The existing function is fairly simple:

wchar_t *
wmemchr (const wchar_t *s, wchar_t c, size_t n)
{
  /* For performance reasons unfold the loop four times.  */
  while (n >= 4)
    {
      if (s[0] == c)
    return (wchar_t *) s;
      if (s[1] == c)
    return (wchar_t *) &s[1];
      if (s[2] == c)
    return (wchar_t *) &s[2];
      if (s[3] == c)
    return (wchar_t *) &s[3];
      s += 4;
      n -= 4;
    }

  if (n > 0)
    {
      if (*s == c)
    return (wchar_t *) s;
      ++s;
      --n;
    }
  if (n > 0)
    {
      if (*s == c)
    return (wchar_t *) s;
      ++s;
      --n;
    }
  if (n > 0)
    if (*s == c)
      return (wchar_t *) s;

  return NULL;
}

It first tries to do as few comparisons as possible by doing loop unrolling, checking 4 values each loop. Then, if the wide character wasn't found, it looks for it in the last remaining samples, if any. Otherwise, return NULL, indicating the character wasn't found.

Setting up

To be able to test improvements, I created a test file that generates an array of 1 billion wchar_t characters by allocating it on the heap. The very last character is different from all the previous ones, and that's the one we'll be looking for.

I copied the function to the file, and gave it a different name. Then I performed 2 speed tests to look for the character. The first test uses the shared object in the system and the second uses the function I copied from glibc. I did that to have an idea of what optimization options were being used for that function when the system library was compiled. Here are the tests made on an Aarch64 system (betty).

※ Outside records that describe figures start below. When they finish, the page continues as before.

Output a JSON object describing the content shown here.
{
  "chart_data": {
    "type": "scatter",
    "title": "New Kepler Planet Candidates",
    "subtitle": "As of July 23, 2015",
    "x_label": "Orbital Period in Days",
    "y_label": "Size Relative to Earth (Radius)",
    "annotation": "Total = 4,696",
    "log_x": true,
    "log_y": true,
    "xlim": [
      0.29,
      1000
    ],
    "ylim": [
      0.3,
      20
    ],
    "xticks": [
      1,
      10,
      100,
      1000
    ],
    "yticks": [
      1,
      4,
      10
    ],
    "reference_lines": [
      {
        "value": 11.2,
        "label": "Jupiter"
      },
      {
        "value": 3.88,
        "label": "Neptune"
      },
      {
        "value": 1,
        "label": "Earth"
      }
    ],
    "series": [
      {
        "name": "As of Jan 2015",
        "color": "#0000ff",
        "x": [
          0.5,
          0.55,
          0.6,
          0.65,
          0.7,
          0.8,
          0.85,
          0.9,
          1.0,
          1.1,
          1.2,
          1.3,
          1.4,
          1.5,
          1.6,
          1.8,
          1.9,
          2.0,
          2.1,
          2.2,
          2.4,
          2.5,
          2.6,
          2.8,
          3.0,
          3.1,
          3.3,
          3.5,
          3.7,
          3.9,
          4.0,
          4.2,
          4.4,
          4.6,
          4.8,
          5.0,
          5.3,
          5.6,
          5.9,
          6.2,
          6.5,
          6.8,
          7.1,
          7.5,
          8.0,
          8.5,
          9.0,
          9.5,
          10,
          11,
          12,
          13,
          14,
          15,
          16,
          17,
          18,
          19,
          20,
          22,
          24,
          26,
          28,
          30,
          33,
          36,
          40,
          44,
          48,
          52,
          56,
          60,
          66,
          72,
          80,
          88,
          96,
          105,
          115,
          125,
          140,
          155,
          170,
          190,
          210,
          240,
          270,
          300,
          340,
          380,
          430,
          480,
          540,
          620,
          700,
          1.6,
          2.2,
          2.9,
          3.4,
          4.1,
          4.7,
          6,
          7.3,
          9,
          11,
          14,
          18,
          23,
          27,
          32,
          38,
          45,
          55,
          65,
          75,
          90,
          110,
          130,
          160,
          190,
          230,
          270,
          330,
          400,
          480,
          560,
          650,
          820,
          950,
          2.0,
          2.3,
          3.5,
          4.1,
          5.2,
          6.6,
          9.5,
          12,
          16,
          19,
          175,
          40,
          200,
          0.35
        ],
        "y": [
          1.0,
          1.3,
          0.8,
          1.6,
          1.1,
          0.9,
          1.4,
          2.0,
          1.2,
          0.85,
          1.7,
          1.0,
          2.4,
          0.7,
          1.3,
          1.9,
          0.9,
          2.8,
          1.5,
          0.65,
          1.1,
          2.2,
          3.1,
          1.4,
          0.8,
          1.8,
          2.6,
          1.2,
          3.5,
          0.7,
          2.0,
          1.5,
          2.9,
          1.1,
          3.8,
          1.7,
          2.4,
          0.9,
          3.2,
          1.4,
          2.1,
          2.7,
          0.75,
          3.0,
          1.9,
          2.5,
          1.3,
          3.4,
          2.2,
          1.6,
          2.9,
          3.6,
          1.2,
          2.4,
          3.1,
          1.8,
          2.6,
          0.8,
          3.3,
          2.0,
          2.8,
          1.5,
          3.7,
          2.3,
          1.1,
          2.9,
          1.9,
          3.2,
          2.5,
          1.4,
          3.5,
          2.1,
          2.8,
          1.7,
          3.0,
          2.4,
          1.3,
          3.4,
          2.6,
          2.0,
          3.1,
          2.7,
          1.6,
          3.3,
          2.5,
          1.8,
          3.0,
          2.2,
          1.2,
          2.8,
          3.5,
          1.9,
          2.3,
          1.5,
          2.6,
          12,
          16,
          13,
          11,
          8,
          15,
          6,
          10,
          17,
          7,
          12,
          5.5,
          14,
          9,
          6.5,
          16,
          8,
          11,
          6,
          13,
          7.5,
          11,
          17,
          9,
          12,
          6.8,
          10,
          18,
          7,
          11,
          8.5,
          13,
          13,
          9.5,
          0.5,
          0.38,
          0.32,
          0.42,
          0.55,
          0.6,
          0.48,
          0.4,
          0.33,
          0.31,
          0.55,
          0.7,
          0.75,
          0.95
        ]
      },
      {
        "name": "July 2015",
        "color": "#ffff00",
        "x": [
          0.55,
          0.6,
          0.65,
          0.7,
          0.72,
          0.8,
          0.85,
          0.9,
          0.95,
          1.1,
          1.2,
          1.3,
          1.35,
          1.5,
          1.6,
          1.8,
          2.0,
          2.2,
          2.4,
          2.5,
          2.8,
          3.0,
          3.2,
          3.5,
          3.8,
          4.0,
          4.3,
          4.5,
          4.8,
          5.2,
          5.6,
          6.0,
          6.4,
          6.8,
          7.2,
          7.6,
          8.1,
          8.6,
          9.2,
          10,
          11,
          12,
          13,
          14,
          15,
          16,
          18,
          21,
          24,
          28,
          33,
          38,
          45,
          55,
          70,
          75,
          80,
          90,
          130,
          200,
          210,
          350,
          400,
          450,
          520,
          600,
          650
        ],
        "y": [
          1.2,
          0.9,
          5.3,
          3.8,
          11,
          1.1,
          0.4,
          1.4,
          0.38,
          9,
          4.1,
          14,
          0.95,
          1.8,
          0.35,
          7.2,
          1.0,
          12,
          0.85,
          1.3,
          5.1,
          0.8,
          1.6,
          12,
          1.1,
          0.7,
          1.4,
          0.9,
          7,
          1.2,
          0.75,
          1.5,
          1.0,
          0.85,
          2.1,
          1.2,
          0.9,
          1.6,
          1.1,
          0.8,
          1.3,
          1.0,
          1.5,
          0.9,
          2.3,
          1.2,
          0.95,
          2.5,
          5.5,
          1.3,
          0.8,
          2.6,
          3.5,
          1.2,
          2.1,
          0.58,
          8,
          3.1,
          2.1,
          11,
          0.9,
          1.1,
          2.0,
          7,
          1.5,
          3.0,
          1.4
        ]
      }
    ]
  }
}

The table illustrates the time comparison between executions of the same function using different compilation options and the system library. We see that O2 and O3 took basically the same time as the system, so we can assume that the C library was compiled with at least O2.

Furthermore, neither the O3 executable or the system library have the wmemchr function use vectorization. When I do 'objdump -d /lib64/libc.so.6 | less' and see the assembly code for the function, I see no use use vectors, but neither does the O3 executable for my tests. This means I should at least assume that O2 was used, but not necessarily O3.
 
 

Next Steps

Next, I'll try to introduce inline assembly into the code, using vectorization. The idea is to replace the contents of the first while loop, since most of the processing is done there, and figure out a way to process 4 32-bit wide values at once, using SIMD instructions for the NEON 128-bit extension found in the ARM Cortex-A series.

The tricky part is not comparing the 4 values, but actually having the assembler instructions return the one that matches between the 4, without making too many comparisons, which would impact on the performance. The approach I'm thinking of is to quickly figure out if a set of values contains the one I'm looking for. If it doesn't, just get the next set of values to avoid wasting precious time. But if it does, then it can take as many instructions necessary, because the value is already close enough.